I have an input file like this:
315secondbin x12121321211332123x
315firstbin 3212212121x
315thirdbin 132221312
316firstbin 121
316secondbin 1212
What I want to do is count how many instances of a few different strings (say "121" and "212") exist in each line counting overlap. So my expected output would be:
6
5
0
1
2
So I slightly modified some awk from another thread to use the OR operator in hopes that it would count up everything that meets either condition:
{
count = 0
$0 = tolower($0)
while (length() > 0) {
m = match($0, /212/ || /121/)
if (m == 0)
break
count++
$0 = substr($0, m + 1)
}
print count
}
unfortunately, my output is this:
8
4
0
2
3
But if I leave out the OR it counts perfectly. What am I doing wrong?
Also, I run the script on the file ymaz.txt by running:
cat ymaz.txt | awk -v "pattern=" -f count3.awk
As an alternate approach I tried this:
{
count = 0
$0 = tolower($0)
while (length() > 0) {
m = match($0, /212/)
y = match($0, /121/)
if ((m == 0) && (y == 0))
break
count++
$0 = substr($0, (m + 1) + (y + 1))
}
print count
}
but my output was this:
1
1
0
1
1
What am I doing wrong? I know I should be understanding the code and not cutting and pasting stuff together, but that's my skill level at this point.
BTW when I don't have the OR in there (ie I'm just searching for 1 string) it works perfectly.
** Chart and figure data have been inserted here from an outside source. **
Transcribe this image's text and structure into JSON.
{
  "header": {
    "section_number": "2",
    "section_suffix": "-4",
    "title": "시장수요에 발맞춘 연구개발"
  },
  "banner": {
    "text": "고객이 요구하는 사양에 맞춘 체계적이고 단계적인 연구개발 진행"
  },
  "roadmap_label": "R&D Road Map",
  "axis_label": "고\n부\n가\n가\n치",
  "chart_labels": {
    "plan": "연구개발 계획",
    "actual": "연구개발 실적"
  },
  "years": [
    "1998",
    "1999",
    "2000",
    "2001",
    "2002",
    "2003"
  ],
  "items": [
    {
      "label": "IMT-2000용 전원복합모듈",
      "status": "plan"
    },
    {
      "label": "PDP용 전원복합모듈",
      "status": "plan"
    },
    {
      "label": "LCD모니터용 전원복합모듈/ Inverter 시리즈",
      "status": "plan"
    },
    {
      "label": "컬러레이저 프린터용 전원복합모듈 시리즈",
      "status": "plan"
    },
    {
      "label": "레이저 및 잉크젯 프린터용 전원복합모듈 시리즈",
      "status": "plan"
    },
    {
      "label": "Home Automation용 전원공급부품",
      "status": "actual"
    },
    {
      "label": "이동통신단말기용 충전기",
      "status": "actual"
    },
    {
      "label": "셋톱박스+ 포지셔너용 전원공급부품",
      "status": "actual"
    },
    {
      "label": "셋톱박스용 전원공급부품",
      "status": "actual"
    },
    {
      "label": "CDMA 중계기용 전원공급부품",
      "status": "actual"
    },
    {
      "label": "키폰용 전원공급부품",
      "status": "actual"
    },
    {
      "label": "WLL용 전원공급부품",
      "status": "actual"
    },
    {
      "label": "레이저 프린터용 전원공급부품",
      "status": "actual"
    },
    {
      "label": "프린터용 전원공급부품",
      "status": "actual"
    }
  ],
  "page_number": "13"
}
You're making it too complicated:
{
count=0
while ( match($0,/121|212/) ) {
count++
$0=substr($0,RSTART+1)
}
print count
}
$ awk -f tst.awk file
6
5
0
1
2
Your fundamental problem is that you were confusing a condition with a regexp. A regexp can be compared with a string to form a condition, and when the string in question is $0 you can leave it out and just use regexp
as a shorthand for $0 ~ regexp
but in that context what's being tested is still a condition. The 2nd arg for match() is a regexp, not a condition. |
is the or
operator in a regexp while ||
is the or
operator in a condition. /.../
are the regexp delimiters.
/foo/
is a regexp
$0 ~ /foo/
is a condition
/foo/
in a conditional context is shorthand for $0 ~ /foo/
but in any other context is just a regexp.
/foo/ || /bar
in a conditional context is shorthand for $0 ~ /foo/ || $0 ~ /bar/
but as the 2nd arg to match() awk actually assumes you intended to write:
match($0,($0 ~ /foo/ || $0 ~ /bar/))
i.e. it will test the current record against foo or bar and if true then that condition evaluates to 1 and that 1 is then given to match() as it's 2nd arg.
Look:
$ echo foo | gawk 'match($0,/foo/||/bar/)'
$ echo foo | gawk '{print /foo/||/bar/}'
1
$ echo 1foo | gawk 'match($0,/foo/||/bar/)'
1foo
Get the book Effective Awk Programming, 4th Edition, by Arnold Robbins.